Pour ce faire, il annonçait : « Dans le premier trimestre de l’année 2025, je signerai un décret fixant la date du scrutin pour le référendum. Après l’élaboration du code électoral, nous travaillerons, ensemble avec les Guinéennes et les Guinéens, à poser des bases solides pour les élections générales. »
Cette promesse du chef du Comité national du rassemblement pour le développement (CNRD) n’a pas été tenue. Comment justifier ce manquement ?
Selon certaines indiscrétions, le Général Mamadi Doumbouya s’est retrouvé confronté à un certain nombre de difficultés.
Un texte constitutionnel pas encore finalisé
Premièrement, il s’agit du texte constitutionnel. Selon nos sources, le chef de l’État ne pouvait pas prendre le décret fixant la date du référendum sans s’assurer que la Constitution qui sera soumise au vote est finalisée.
D’après nos informations, le décret ne sera pris qu’une fois que le comité d’experts aura rendu ses travaux sur le texte constitutionnel et que les conseillers nationaux se seront réunis en plénière pour l’adopter. Ce préalable n’ayant pas encore été levé, le chef de l’État aurait préféré maintenir le statu quo.

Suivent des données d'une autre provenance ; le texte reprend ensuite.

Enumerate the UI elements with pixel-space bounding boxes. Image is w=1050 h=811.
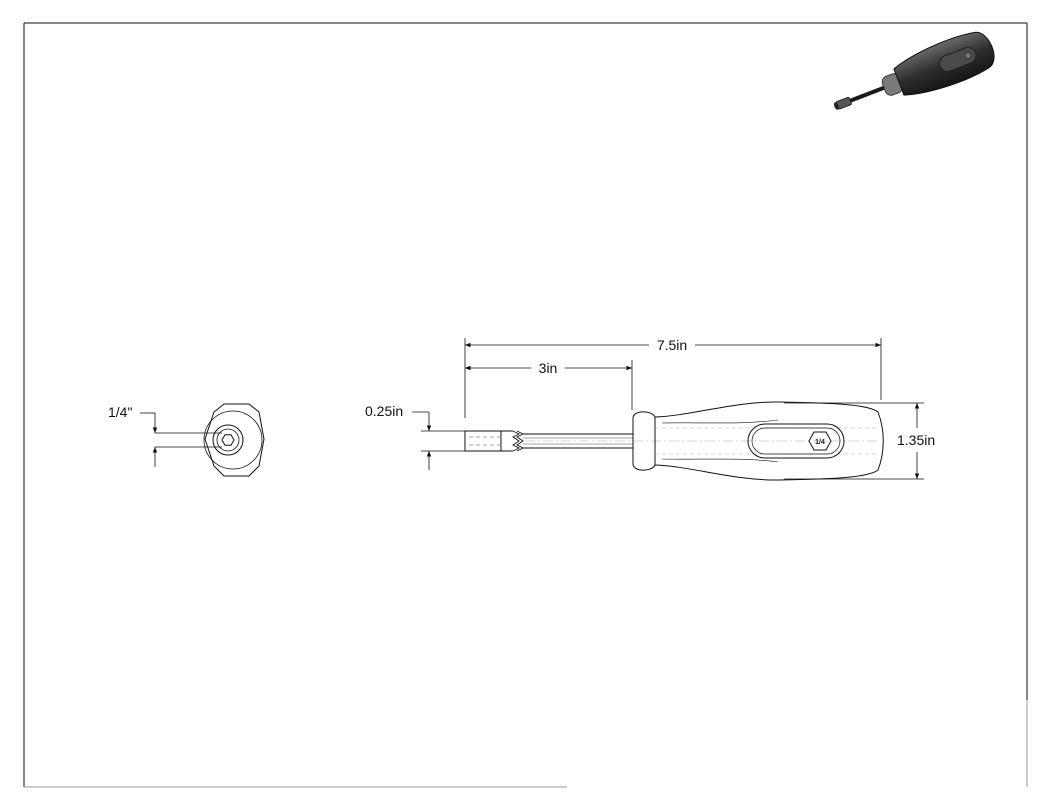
handle-marking: 1/4 bbox=[815, 439, 825, 446]
overall-length-label: 7.5in bbox=[657, 337, 687, 353]
shaft-length-label: 3in bbox=[539, 360, 558, 376]
hex-size-label: 1/4" bbox=[108, 404, 132, 420]
dim-overall-length bbox=[464, 338, 882, 418]
dim-handle-height bbox=[784, 402, 924, 480]
end-view bbox=[140, 403, 265, 477]
dim-shaft-length bbox=[465, 360, 633, 410]
iso-thumbnail bbox=[834, 31, 995, 110]
dim-socket-diameter bbox=[412, 411, 465, 470]
side-view bbox=[464, 401, 884, 481]
socket-diameter-label: 0.25in bbox=[365, 403, 403, 419]
sheet-border bbox=[23, 22, 1028, 788]
handle-height-label: 1.35in bbox=[897, 432, 935, 448]
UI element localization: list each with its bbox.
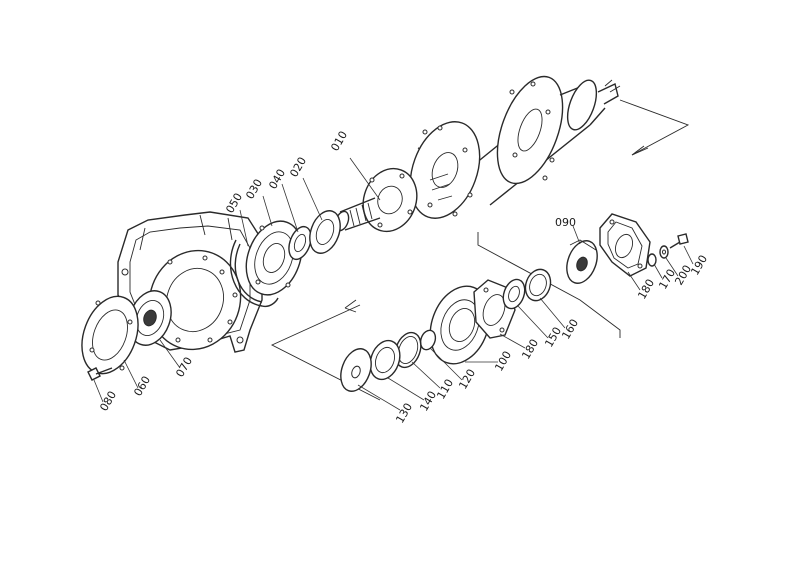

Un code électoral toujours en examen
Deuxièmement, un autre prérequis demeure en suspens : le code électoral. Cette loi organique, qui regroupe l’ensemble des dispositions législatives et réglementaires relatives aux élections politiques et référendaires, n’a pas encore été entièrement examinée par le Conseil national de la transition (CNT).
Approuvé début mars par le gouvernement, l’avant-projet du texte est encore en cours d’étude au sein de l’organe législatif de la Transition.
Le fichier électoral, un autre obstacle
Autre difficulté : le Programme National de Recensement Administratif à Vocation d’État Civil (PN-RAVEC). Le gouvernement, qui souhaitait faire de ce recensement un moyen de doter la Guinée d’un fichier électoral fiable, semble désormais avoir abandonné cette option.
Le Premier ministre Amadou Oury Bah a clairement indiqué que cette approche ne serait plus privilégiée. À la place, un recensement biométrique de la population est annoncé pour ce mois-ci, avec une durée estimée à 45 jours, selon des sources officielles.